平成382日目

平成2年1月24日(水)

1990/01/24

【衆議院】解散

衆院は24日午後1時すぎ解散された。政府は同日午前11時から開いた臨時閣議で解散を決め、解散後の臨時閣議で2月3日公示ー18日投票の選挙日程を決定。

衆院解散は、昭和61年の衆参同日選挙(中曽根内閣)以来3年7カ月ぶりで、海部内閣では初めて。現行憲法施行後15回目。

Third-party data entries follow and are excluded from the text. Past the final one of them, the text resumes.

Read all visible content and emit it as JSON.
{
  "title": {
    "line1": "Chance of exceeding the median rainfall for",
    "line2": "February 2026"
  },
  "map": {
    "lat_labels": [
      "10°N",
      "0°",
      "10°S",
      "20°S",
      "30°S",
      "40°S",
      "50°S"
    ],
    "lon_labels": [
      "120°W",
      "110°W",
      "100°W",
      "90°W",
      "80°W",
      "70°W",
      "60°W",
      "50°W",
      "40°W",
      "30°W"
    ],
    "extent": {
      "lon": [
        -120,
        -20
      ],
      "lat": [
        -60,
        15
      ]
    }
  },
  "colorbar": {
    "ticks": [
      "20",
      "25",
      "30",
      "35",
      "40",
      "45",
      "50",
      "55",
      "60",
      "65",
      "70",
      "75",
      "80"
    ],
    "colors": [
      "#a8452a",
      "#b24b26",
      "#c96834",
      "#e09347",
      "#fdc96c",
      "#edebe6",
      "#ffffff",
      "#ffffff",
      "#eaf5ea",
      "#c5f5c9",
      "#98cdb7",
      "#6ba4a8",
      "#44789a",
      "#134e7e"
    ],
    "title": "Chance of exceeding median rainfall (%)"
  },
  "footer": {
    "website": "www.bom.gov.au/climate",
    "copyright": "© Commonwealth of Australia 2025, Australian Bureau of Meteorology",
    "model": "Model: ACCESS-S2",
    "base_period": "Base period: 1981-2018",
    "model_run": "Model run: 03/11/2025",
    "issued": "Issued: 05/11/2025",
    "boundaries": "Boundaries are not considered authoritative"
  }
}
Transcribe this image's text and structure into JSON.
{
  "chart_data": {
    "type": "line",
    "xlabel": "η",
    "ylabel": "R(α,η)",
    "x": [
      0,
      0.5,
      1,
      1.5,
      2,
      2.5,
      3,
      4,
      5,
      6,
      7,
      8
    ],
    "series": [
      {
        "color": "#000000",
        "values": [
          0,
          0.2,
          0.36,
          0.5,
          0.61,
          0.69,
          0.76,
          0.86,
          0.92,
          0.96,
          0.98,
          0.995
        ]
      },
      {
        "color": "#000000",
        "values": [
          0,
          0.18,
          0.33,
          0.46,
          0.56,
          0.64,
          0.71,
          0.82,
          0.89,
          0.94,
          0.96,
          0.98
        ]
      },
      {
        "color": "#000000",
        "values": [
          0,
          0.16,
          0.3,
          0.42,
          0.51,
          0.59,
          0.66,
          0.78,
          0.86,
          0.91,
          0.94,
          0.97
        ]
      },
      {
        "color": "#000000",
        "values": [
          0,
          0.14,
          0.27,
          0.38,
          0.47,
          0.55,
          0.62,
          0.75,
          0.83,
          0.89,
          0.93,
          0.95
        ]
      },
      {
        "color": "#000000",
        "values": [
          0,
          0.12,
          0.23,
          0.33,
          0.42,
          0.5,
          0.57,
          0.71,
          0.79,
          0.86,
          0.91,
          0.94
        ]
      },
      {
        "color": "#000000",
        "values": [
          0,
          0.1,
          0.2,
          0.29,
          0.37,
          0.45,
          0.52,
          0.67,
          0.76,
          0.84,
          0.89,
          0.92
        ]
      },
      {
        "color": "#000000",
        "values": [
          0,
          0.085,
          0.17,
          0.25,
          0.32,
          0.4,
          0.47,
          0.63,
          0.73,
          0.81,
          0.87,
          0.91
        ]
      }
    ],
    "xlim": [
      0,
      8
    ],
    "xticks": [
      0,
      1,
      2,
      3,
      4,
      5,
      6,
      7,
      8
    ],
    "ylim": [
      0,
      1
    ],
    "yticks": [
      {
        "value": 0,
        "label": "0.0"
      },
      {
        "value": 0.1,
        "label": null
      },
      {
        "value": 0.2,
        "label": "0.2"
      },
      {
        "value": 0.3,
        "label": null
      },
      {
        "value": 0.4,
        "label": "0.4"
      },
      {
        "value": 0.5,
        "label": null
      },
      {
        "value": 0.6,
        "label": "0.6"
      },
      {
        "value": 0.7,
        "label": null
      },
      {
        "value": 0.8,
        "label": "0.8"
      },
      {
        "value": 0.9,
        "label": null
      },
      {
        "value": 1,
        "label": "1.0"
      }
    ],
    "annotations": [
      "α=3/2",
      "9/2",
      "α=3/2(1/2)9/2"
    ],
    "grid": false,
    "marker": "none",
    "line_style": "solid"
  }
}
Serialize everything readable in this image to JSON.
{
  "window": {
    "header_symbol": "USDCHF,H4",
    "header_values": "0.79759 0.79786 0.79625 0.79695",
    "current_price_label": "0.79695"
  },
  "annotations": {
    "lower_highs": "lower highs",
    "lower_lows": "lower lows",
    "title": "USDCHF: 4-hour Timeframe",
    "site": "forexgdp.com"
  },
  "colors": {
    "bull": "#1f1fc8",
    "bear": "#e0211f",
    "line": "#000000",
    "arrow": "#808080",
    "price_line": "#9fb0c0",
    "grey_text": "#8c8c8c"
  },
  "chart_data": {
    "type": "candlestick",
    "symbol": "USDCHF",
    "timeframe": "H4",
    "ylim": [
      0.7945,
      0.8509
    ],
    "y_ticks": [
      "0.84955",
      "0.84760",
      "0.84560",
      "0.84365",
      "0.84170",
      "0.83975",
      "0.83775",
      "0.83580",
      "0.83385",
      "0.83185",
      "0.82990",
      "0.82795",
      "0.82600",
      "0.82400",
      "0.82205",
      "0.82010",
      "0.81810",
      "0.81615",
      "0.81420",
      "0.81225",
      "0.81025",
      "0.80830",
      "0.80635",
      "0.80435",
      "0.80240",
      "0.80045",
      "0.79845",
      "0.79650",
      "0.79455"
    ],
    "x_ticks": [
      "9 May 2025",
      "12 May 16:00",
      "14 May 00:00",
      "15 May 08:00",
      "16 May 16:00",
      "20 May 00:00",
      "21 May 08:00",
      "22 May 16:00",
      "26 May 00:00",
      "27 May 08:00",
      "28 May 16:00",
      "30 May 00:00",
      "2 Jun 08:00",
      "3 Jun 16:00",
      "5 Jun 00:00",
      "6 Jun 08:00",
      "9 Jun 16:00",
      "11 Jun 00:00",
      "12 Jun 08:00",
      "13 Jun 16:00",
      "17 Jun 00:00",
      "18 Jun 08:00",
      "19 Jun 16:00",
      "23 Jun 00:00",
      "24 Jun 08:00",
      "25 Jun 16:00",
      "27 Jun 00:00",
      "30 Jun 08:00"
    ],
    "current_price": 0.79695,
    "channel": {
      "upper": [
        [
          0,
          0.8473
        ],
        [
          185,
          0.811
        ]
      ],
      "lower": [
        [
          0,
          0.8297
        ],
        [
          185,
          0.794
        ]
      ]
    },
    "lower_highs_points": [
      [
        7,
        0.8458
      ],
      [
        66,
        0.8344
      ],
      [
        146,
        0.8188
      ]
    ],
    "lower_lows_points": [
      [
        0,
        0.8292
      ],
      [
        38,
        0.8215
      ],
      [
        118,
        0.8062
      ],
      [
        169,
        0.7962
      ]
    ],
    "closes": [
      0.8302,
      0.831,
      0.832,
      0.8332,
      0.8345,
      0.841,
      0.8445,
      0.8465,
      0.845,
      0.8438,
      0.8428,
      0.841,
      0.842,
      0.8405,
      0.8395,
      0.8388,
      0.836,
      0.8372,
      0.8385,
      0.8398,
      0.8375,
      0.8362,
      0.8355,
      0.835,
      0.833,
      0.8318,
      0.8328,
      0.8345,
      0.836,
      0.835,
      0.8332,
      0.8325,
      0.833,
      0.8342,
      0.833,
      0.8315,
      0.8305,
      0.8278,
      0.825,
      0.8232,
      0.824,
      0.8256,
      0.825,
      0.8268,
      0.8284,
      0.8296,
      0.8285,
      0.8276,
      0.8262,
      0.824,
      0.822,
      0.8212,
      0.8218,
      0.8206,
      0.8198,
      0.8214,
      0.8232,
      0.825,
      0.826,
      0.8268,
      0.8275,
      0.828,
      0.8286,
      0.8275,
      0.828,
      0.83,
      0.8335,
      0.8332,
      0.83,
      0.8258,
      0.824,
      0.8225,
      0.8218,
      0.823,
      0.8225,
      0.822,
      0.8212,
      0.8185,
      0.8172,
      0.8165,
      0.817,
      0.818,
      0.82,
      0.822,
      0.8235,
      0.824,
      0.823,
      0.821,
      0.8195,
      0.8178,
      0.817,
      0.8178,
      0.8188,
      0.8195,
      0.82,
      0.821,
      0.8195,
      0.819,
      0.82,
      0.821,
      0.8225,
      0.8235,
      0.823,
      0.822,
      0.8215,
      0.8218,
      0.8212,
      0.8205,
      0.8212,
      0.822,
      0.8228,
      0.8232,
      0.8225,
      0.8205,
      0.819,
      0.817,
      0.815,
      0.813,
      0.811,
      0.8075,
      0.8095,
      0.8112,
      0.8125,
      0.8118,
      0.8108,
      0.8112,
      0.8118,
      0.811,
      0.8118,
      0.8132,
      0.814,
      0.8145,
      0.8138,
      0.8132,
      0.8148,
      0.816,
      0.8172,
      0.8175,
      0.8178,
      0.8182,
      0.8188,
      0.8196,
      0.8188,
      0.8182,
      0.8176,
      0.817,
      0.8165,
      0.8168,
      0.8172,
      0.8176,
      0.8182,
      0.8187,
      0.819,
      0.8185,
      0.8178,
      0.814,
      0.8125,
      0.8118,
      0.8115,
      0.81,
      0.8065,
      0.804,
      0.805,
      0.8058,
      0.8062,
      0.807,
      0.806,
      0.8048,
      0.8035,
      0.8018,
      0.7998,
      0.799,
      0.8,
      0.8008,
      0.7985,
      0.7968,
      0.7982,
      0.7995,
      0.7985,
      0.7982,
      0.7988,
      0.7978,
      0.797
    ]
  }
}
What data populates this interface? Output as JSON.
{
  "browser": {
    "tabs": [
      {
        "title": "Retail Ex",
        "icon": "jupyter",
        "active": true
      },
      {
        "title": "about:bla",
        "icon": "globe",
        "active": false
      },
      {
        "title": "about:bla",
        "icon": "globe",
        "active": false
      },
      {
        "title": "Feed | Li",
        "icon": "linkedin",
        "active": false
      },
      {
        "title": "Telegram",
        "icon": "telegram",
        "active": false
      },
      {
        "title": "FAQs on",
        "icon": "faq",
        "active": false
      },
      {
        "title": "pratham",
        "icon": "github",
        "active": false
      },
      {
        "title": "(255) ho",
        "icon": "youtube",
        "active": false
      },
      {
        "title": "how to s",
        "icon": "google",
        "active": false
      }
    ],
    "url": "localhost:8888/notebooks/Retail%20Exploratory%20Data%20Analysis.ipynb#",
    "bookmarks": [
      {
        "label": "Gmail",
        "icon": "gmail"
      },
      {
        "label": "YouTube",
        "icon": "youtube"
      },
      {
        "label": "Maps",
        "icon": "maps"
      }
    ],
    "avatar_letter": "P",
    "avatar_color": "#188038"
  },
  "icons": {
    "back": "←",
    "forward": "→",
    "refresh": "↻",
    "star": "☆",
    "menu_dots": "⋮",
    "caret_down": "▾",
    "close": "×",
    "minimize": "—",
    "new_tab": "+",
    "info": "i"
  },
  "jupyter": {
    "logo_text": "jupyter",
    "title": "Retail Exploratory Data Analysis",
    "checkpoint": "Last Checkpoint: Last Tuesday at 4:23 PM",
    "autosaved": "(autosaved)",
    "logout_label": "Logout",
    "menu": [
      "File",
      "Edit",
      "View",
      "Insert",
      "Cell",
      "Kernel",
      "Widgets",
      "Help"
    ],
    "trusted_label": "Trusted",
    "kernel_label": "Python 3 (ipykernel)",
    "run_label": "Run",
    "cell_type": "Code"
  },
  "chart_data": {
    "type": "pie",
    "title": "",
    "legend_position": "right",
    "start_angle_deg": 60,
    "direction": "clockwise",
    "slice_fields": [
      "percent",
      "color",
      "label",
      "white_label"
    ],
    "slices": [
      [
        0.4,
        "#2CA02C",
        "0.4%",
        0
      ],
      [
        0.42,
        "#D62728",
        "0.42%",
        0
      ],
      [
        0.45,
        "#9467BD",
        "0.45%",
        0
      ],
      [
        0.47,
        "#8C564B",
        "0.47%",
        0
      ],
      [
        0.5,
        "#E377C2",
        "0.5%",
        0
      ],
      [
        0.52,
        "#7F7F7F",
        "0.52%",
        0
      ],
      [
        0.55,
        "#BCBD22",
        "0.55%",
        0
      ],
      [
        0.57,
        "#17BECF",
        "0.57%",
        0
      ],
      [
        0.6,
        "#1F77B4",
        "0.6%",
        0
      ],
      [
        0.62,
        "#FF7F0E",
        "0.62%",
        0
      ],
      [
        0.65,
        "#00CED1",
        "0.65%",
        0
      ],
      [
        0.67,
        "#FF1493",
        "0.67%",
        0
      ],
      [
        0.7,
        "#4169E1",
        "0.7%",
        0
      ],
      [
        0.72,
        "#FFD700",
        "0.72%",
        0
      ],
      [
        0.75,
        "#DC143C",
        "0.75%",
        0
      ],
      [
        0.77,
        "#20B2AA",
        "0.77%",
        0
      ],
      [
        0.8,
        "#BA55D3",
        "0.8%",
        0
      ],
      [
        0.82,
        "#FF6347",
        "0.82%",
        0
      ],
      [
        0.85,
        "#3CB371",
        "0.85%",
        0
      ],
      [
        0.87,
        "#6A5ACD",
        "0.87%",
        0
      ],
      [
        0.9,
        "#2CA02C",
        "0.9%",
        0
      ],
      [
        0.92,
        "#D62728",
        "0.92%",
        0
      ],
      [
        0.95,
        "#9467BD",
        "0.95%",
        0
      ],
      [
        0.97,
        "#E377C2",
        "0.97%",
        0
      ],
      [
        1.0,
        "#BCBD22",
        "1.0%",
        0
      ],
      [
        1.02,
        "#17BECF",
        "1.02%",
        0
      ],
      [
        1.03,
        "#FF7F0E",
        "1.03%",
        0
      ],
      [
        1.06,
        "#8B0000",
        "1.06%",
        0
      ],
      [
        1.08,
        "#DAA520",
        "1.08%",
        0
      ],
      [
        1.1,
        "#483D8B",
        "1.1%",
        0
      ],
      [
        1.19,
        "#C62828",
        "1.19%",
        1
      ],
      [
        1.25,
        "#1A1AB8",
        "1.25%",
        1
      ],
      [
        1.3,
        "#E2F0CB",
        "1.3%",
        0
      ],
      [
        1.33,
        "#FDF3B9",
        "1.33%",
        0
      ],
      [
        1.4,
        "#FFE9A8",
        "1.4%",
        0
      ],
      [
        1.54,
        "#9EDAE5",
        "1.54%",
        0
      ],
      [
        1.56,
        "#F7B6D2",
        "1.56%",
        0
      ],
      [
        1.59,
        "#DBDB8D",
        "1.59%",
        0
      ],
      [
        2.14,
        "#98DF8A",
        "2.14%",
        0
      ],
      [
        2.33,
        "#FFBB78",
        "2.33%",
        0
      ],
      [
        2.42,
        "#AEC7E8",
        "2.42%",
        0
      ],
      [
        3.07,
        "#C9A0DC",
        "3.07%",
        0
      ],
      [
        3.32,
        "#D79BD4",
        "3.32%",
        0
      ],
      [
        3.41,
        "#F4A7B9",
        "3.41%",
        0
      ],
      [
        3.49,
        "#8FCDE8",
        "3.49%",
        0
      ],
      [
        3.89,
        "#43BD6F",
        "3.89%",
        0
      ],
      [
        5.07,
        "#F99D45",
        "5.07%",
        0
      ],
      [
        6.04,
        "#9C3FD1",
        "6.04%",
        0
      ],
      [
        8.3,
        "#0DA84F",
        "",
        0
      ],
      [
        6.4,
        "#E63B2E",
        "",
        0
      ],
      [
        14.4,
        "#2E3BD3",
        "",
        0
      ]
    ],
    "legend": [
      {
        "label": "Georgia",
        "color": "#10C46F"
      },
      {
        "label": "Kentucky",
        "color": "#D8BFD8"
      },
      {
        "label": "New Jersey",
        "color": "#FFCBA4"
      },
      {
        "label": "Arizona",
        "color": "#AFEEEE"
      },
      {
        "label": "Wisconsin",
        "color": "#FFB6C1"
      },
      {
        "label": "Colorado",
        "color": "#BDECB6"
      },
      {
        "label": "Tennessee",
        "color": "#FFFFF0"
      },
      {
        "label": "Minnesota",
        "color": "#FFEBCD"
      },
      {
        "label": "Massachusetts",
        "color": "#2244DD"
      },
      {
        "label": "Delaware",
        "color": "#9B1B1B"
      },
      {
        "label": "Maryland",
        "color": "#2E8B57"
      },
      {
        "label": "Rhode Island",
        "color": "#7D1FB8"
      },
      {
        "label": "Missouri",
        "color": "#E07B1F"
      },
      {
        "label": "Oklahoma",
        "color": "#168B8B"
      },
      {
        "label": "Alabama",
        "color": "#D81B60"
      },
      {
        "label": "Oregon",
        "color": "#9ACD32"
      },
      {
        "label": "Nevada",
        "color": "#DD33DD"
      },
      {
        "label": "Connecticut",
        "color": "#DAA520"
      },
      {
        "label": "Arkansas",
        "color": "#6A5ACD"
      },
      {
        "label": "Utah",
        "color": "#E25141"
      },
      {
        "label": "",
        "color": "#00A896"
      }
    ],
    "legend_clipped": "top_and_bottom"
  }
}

開会式を開いただけで首相の施政方針演説、代表質問のない解散は憲政史上例がない。

今回の解敗ー総選挙は、自民党が東欧情勢などを背景に「体制の選択」を前面に立て単独政権維持を訴えるのに対し、野党各党は「消費税廃止」などを掲げ与野党逆転を狙い激突する。選挙結果では政界再編成にも拍車を掛けることが予想され、1990年代の政治の行方を占う政治決戦となろう。

衆院本会議は午後1時開会し、(1)礼宮さまと川嶋紀子さんのご婚約に関する「納采の儀」の国会報告(2)中央社会保険医療協議会委員などの国会同意人事(3)水田農業補助金に対する免税措置を定めた臨時特例法案(参院先議案件)―の三案件を処理。午後1時10分すぎ、田村衆院議長が解散詔書を読み上げ解散された。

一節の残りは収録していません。